O líder líbio trabalhou para fortalecer os laços com países vizinhos como Egito, Marrocos, Síria, Tunísia, Chade, entre outros, além de manter boas relações com países como Rússia e China. Gaddafi também se conectou com países latino-americanos como Venezuela e Cuba, o que o levou a cultivar uma extensa rede de contatos e uma influência desconfortável para a Europa e os EUA. Quando foi morto, a Líbia tinha o maior PIB per capita e a maior expectativa de vida no continente. Menos pessoas viviam abaixo da linha de pobreza do que na Holanda.
A queda de Gaddafi
Os protestos de cidadãos que começaram na Tunísia em dezembro de 2010 (a chamada "Primavera Árabe") chegaram um mês depois na vizinha Líbia, embora de maneira diferente, pois as manifestações populares e massivas que se caracterizavam na Tunísia e no Egito não foram replicadas na Líbia. Em contraste, em Benghazi, onde o movimento anti-Gaddafi se concentrou, os grupos islâmicos predominaram.
Alguns analistas políticos concordam que na Líbia nunca houve um movimento de massas em escala nacional como nos outros países, nem houve apoio popular para derrubar o governo de Gaddafi. No entanto, os levantes em Benghazi foram suficientes para que o Conselho de Segurança da ONU e a OTAN intervissem em nome da Responsabilidade de Proteger (Resolução 1973) e lançassem uma campanha de bombardeio entre março e outubro de 2011, que teve um impacto decisivo no assassinato de Gaddafi. Segundo Meyssan, a interferência da OTAN nos assuntos internos da Líbia e a derrubada de Gaddafi não foram resultado de um conflito entre líbios, mas de uma estratégia de desestabilização regional a longo prazo para toda a região do Oriente Médio.

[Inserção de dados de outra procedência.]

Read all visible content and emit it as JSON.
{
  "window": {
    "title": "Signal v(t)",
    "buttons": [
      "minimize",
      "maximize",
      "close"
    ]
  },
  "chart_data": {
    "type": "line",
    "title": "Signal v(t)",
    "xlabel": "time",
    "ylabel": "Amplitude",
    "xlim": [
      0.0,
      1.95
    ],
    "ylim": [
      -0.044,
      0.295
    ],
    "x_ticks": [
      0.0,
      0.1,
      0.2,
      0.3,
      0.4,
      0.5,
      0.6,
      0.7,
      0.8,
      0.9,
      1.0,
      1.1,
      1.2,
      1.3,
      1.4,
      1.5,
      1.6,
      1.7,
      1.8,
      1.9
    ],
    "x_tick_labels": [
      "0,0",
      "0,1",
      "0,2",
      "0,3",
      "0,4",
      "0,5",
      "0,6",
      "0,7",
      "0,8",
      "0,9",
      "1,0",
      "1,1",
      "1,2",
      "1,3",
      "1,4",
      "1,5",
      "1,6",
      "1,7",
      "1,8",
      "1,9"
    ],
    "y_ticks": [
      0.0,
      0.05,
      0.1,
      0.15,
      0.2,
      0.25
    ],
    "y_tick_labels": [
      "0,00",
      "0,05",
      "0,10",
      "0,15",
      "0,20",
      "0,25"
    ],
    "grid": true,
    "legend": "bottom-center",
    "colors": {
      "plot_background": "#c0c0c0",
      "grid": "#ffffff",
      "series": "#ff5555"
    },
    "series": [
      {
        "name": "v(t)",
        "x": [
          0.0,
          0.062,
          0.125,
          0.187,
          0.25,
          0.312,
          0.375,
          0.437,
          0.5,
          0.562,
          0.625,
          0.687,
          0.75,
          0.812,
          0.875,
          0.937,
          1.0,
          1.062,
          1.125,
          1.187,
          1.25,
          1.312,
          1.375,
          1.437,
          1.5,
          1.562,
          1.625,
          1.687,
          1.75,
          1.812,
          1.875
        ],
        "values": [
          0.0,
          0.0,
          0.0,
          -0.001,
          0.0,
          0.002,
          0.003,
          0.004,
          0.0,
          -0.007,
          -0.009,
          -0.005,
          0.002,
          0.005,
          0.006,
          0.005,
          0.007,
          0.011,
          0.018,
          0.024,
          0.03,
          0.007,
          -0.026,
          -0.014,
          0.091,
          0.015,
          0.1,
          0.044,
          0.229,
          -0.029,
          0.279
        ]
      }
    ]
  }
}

Nove anos após a morte de Gaddafi, os habitantes da capital do país, devastada pelo caos, passaram a sentir falta do líder de longa data, à medida que as frustrações da vida cotidiana aumentam. "Eu odeio dizer isso, mas nossa vida foi melhor sob o regime anterior", disse Fayza al-Naas, farmacêutico de 42 anos, à Agence France-Presse em 2015. Este é um sentimento que tem sido compartilhado por muitos líbios, incluindo aqueles que se opuseram a Gaddafi em algum momento.
A Líbia econômica e socialmente estável que existiu sob Gaddafi versus um país fragmentado, sem governo, devastado por ataques, bombardeios e confrontos contínuos, é o resultado da invasão da OTAN em 2011. Uma conclusão que muitos se arrependem de apoiar quase uma década depois.